Lors d’un moment historique pour la littérature mondiale, l’autrice taïwanaise Yáng Shuāng-zǐ et la traductrice américano-taïwanaise Lin King ont remporté le Prix international Booker 2026 pour Carnet de voyage de Taïwan. Cet ouvrage devient ainsi le premier roman écrit à l’origine en chinois mandarin à recevoir cette prestigieuse récompense. L’annonce a eu lieu lors d’une cérémonie au musée Tate Modern de Londres. Les juges ont salué le roman comme une romance à la résonance émotionnelle et une œuvre postcoloniale incisive qui examine la langue, la mémoire, l’identité et le pouvoir avec une remarquable sophistication narrative.

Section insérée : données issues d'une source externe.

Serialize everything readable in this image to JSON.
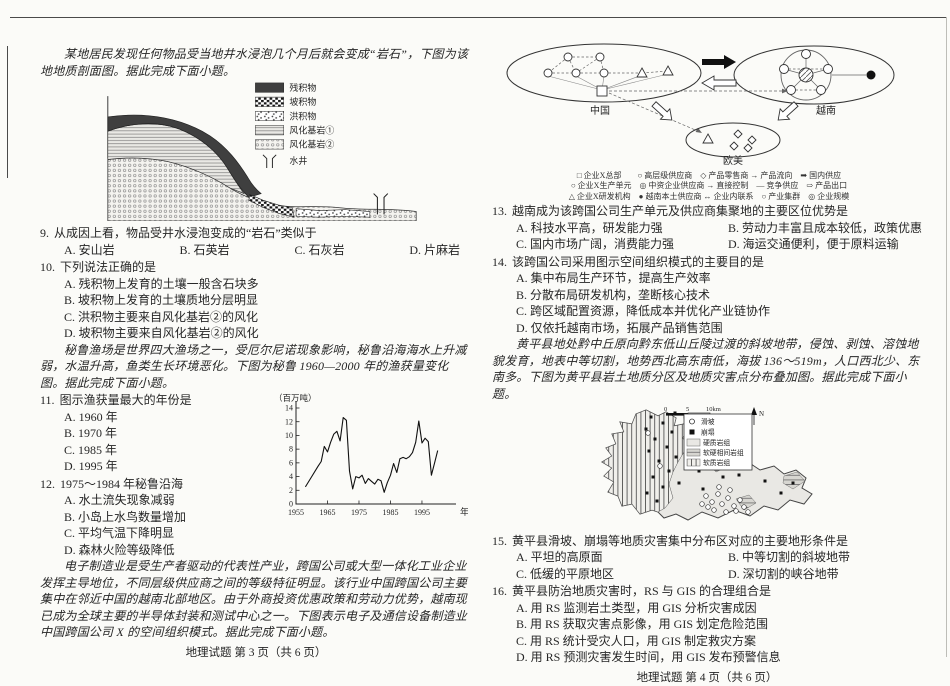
{
  "scan": {
    "footer_left": "地理试题 第 3 页（共 6 页）",
    "footer_right": "地理试题 第 4 页（共 6 页）"
  },
  "left": {
    "intro1": "某地居民发现任何物品受当地井水浸泡几个月后就会变成“岩石”，下图为该地地质剖面图。据此完成下面小题。",
    "geo_fig": {
      "legend": [
        "残积物",
        "坡积物",
        "洪积物",
        "风化基岩①",
        "风化基岩②",
        "水井"
      ]
    },
    "q9": {
      "num": "9.",
      "stem": "从成因上看，物品受井水浸泡变成的“岩石”类似于",
      "opts": [
        "A. 安山岩",
        "B. 石英岩",
        "C. 石灰岩",
        "D. 片麻岩"
      ]
    },
    "q10": {
      "num": "10.",
      "stem": "下列说法正确的是",
      "opts": [
        "A. 残积物上发育的土壤一般含石块多",
        "B. 坡积物上发育的土壤质地分层明显",
        "C. 洪积物主要来自风化基岩②的风化",
        "D. 坡积物主要来自风化基岩②的风化"
      ]
    },
    "intro2": "秘鲁渔场是世界四大渔场之一，受厄尔尼诺现象影响，秘鲁沿海海水上升减弱，水温升高，鱼类生长环境恶化。下图为秘鲁 1960—2000 年的渔获量变化图。据此完成下面小题。",
    "q11": {
      "num": "11.",
      "stem": "图示渔获量最大的年份是",
      "opts": [
        "A. 1960 年",
        "B. 1970 年",
        "C. 1985 年",
        "D. 1995 年"
      ]
    },
    "q12": {
      "num": "12.",
      "stem": "1975～1984 年秘鲁沿海",
      "opts": [
        "A. 水土流失现象减弱",
        "B. 小岛上水鸟数量增加",
        "C. 平均气温下降明显",
        "D. 森林火险等级降低"
      ]
    },
    "intro3": "电子制造业是受生产者驱动的代表性产业，跨国公司或大型一体化工业企业发挥主导地位，不同层级供应商之间的等级特征明显。该行业中国跨国公司主要集中在邻近中国的越南北部地区。由于外商投资优惠政策和劳动力优势，越南现已成为全球主要的半导体封装和测试中心之一。下图表示电子及通信设备制造业中国跨国公司 X 的空间组织模式。据此完成下面小题。"
  },
  "chart_data": {
    "type": "line",
    "unit_label": "（百万吨）",
    "xlabel": "年份",
    "ylim": [
      0,
      14
    ],
    "xlim": [
      1955,
      2002
    ],
    "yticks": [
      0,
      2,
      4,
      6,
      8,
      10,
      12,
      14
    ],
    "xticks": [
      1955,
      1965,
      1975,
      1985,
      1995
    ],
    "grid": false,
    "x": [
      1958,
      1960,
      1962,
      1963,
      1964,
      1965,
      1966,
      1967,
      1968,
      1969,
      1970,
      1971,
      1972,
      1973,
      1974,
      1975,
      1976,
      1977,
      1978,
      1979,
      1980,
      1981,
      1982,
      1983,
      1984,
      1985,
      1986,
      1987,
      1988,
      1989,
      1990,
      1991,
      1992,
      1993,
      1994,
      1995,
      1996,
      1997,
      1998,
      1999,
      2000
    ],
    "y": [
      2.5,
      4.0,
      5.5,
      6.2,
      8.4,
      7.6,
      9.0,
      10.2,
      10.6,
      9.2,
      12.6,
      12.2,
      4.8,
      2.2,
      4.0,
      3.8,
      4.2,
      3.0,
      3.7,
      3.3,
      2.9,
      3.6,
      3.4,
      1.7,
      3.1,
      4.2,
      5.9,
      4.6,
      6.6,
      6.8,
      6.6,
      6.9,
      7.5,
      9.0,
      12.1,
      8.9,
      9.6,
      9.1,
      4.2,
      6.0,
      7.8
    ]
  },
  "right": {
    "net_fig": {
      "china": "中国",
      "vietnam": "越南",
      "west": "欧美",
      "legend": [
        "□ 企业X总部　　○ 高层级供应商　◇ 产品零售商 → 产品流向　➡ 国内供应",
        "○ 企业X生产单元　◎ 中资企业供应商 → 直接控制　— 竞争供应　⇨ 产品出口",
        "△ 企业X研发机构　● 越南本土供应商 ↔ 企业内联系　○ 产业集群　◎ 企业规模"
      ]
    },
    "q13": {
      "num": "13.",
      "stem": "越南成为该跨国公司生产单元及供应商集聚地的主要区位优势是",
      "opts": [
        "A. 科技水平高，研发能力强",
        "B. 劳动力丰富且成本较低，政策优惠",
        "C. 国内市场广阔，消费能力强",
        "D. 海运交通便利，便于原料运输"
      ]
    },
    "q14": {
      "num": "14.",
      "stem": "该跨国公司采用图示空间组织模式的主要目的是",
      "opts": [
        "A. 集中布局生产环节，提高生产效率",
        "B. 分散布局研发机构，垄断核心技术",
        "C. 跨区域配置资源，降低成本并优化产业链协作",
        "D. 仅依托越南市场，拓展产品销售范围"
      ]
    },
    "intro4": "黄平县地处黔中丘原向黔东低山丘陵过渡的斜坡地带，侵蚀、剥蚀、溶蚀地貌发育，地表中等切割，地势西北高东南低，海拔 136～519m，人口西北少、东南多。下图为黄平县岩土地质分区及地质灾害点分布叠加图。据此完成下面小题。",
    "map_fig": {
      "scale_labels": [
        "0",
        "5",
        "10km"
      ],
      "north": "N",
      "legend": [
        "滑坡",
        "崩塌",
        "硬质岩组",
        "软硬相间岩组",
        "软质岩组"
      ]
    },
    "q15": {
      "num": "15.",
      "stem": "黄平县滑坡、崩塌等地质灾害集中分布区对应的主要地形条件是",
      "opts": [
        "A. 平坦的高原面",
        "B. 中等切割的斜坡地带",
        "C. 低缓的平原地区",
        "D. 深切割的峡谷地带"
      ]
    },
    "q16": {
      "num": "16.",
      "stem": "黄平县防治地质灾害时，RS 与 GIS 的合理组合是",
      "opts": [
        "A. 用 RS 监测岩土类型，用 GIS 分析灾害成因",
        "B. 用 RS 获取灾害点影像，用 GIS 划定危险范围",
        "C. 用 RS 统计受灾人口，用 GIS 制定救灾方案",
        "D. 用 RS 预测灾害发生时间，用 GIS 发布预警信息"
      ]
    }
  }
}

Situé à Taïwan sous occupation japonaise dans les années 1930, le roman se déroule comme un récit de voyage fictif écrit par une romancière japonaise qui visite l’île aux côtés de son interprète taïwanaise. À travers la nourriture, les voyages et les conversations, la relation entre les deux femmes s’approfondit de façon graduelle, pour révéler des tensions formées par les hiérarchies coloniales et le déséquilibre culturel. Le jury a mis en évidence la structure complexe du roman, et a noté que ses notes de bas de page, ses commentaires métafictionnels et ses voix narratives multiples créent une méditation richement texturée sur la traduction, l’intimité et la mémoire historique. Ce prix couronne un parcours extraordinaire pour Carnet de voyage de Taïwan, d’abord publié en chinois mandarin en 2020 avant sa traduction par Lin King. L’édition traduite avait déjà obtenu une reconnaissance majeure, avec notamment le Prix national du livre pour la littérature traduite aux États-Unis en 2024. Les droits du roman ont depuis été vendus dans plus de 23 marchés internationaux, une évolution qui reflète un appétit mondial toujours plus fort pour les récits taïwanais et la fiction traduite de manière plus générale. Les critiques comme les juges ont observé que la traduction de Lin King fait bien plus que reproduire le texte original : elle devient une partie essentielle de l’architecture artistique du roman pour amplifier ses dimensions multilingues et interculturelles.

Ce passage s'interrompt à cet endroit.